Even though student-athletes receive scholarships from their perspective schools they represent, some students do not have the means to even have food, yet they see their coaches drive around in luxury cars and they sometimes turn to other options to make income, even if some ways are not legal. The possibilities for what the college sports world are absolutely endless of what they could do. Here are a few problems and solutions that would come about if they were to decide to do so.
If student-athletes were to be paid for their time spent at their university, this could alleviate the stress off of low-income families who struggle to send money to their student-athletes.
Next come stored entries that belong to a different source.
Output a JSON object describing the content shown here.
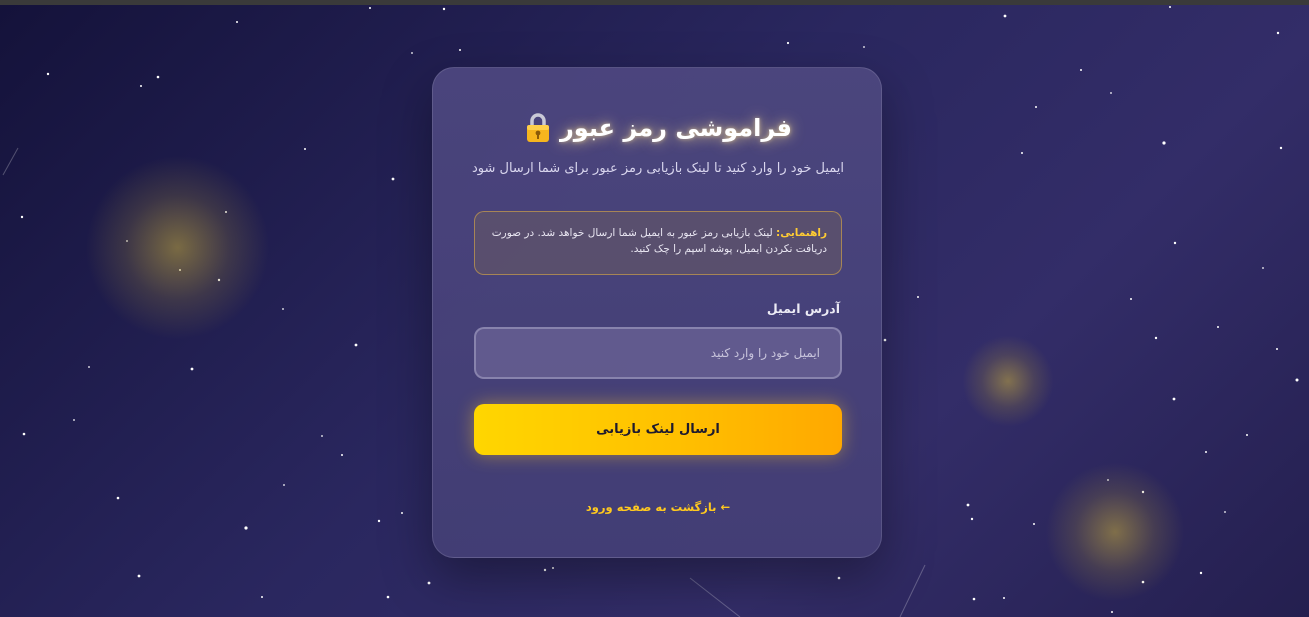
{
  "card": {
    "title": "فراموشی رمز عبور",
    "lock_icon": "lock-icon",
    "subtitle": "ایمیل خود را وارد کنید تا لینک بازیابی رمز عبور برای شما ارسال شود",
    "hint": {
      "label": "راهنمایی:",
      "text": " لینک بازیابی رمز عبور به ایمیل شما ارسال خواهد شد. در صورت دریافت نکردن ایمیل، پوشه اسپم را چک کنید."
    },
    "email_label": "آدرس ایمیل",
    "email_placeholder": "ایمیل خود را وارد کنید",
    "email_value": "",
    "submit_label": "ارسال لینک بازیابی",
    "back_link": "← بازگشت به صفحه ورود"
  },
  "colors": {
    "accent": "#ffc000",
    "link": "#ffc91f",
    "hint_label": "#ffcc33"
  }
}
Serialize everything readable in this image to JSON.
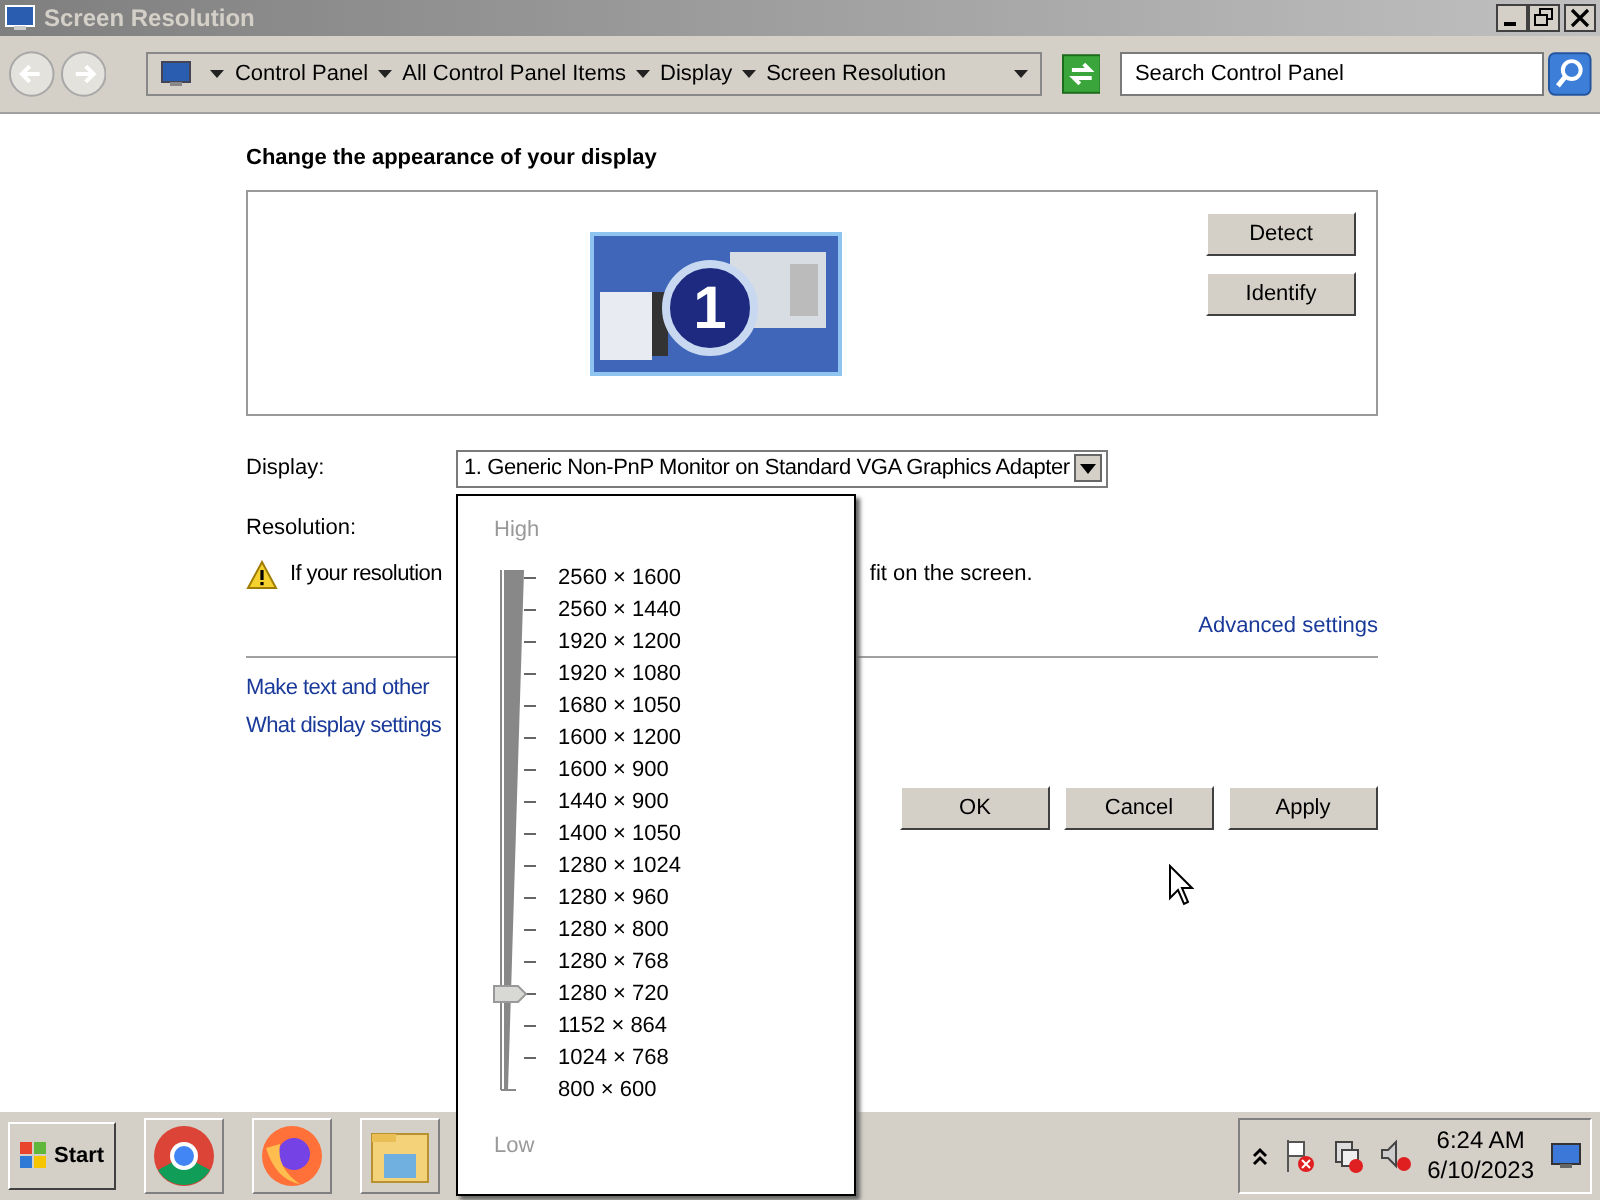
{
  "window": {
    "title": "Screen Resolution"
  },
  "address_bar": {
    "breadcrumbs": [
      "Control Panel",
      "All Control Panel Items",
      "Display",
      "Screen Resolution"
    ]
  },
  "search": {
    "placeholder": "Search Control Panel"
  },
  "heading": "Change the appearance of your display",
  "monitor": {
    "number": "1"
  },
  "side_buttons": [
    "Detect",
    "Identify"
  ],
  "display": {
    "label": "Display:",
    "value": "1. Generic Non-PnP Monitor on Standard VGA Graphics Adapter"
  },
  "resolution": {
    "label": "Resolution:"
  },
  "warning": {
    "before": "If your resolution",
    "after": "fit on the screen."
  },
  "advanced_link": "Advanced settings",
  "links": [
    "Make text and other",
    "What display settings"
  ],
  "dialog_buttons": [
    "OK",
    "Cancel",
    "Apply"
  ],
  "resolution_popup": {
    "high": "High",
    "low": "Low",
    "level": 0.1875,
    "options": [
      "2560 × 1600",
      "2560 × 1440",
      "1920 × 1200",
      "1920 × 1080",
      "1680 × 1050",
      "1600 × 1200",
      "1600 × 900",
      "1440 × 900",
      "1400 × 1050",
      "1280 × 1024",
      "1280 × 960",
      "1280 × 800",
      "1280 × 768",
      "1280 × 720",
      "1152 × 864",
      "1024 × 768",
      "800 × 600"
    ]
  },
  "taskbar": {
    "start": "Start",
    "clock": {
      "time": "6:24 AM",
      "date": "6/10/2023"
    }
  }
}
From 2011-12, the NCAA revenue was $871.6 million, slightly more than the Netherlands GDP in 2014.
A supplemental income from the NCAA could also compensate for the number of injuries student-athletes receive that can sometimes lead to lifelong problems such as CTE. With an income from the NCAA, this could help families when trying to take care of their injured children.
While there are many positives to athletes receiving an income from the NCAA, there is also a downside.
When you give young adults large amounts of money, they often times will handle the money irresponsibly. A team who plays Division II football will be paid far less than a Divison I team such as Georgia Tech. Students would wonder if they were being paid based on their ability or if other aspects would come into play. Teams could be ripped apart if one student-athlete was financially elevated over another. The final aspect to take into consideration is whether they would even go to class? Even though some athletes skip class already, many athletes won’t even put forth the effort to attend class so the concept of a student-athlete is down the drain.
If the NCAA was to make the decision to pay student-athletes, would this anger traditional students who get no payment for attending school? Would the NCAA finally buckle into pressure and possibly give the athletes what they deserve? Issues will arise on both sides regardless of what they do, but one thing is for certain: the system that allows the NCAA to make millions of dollars each year off of student-athletes needs to be changed.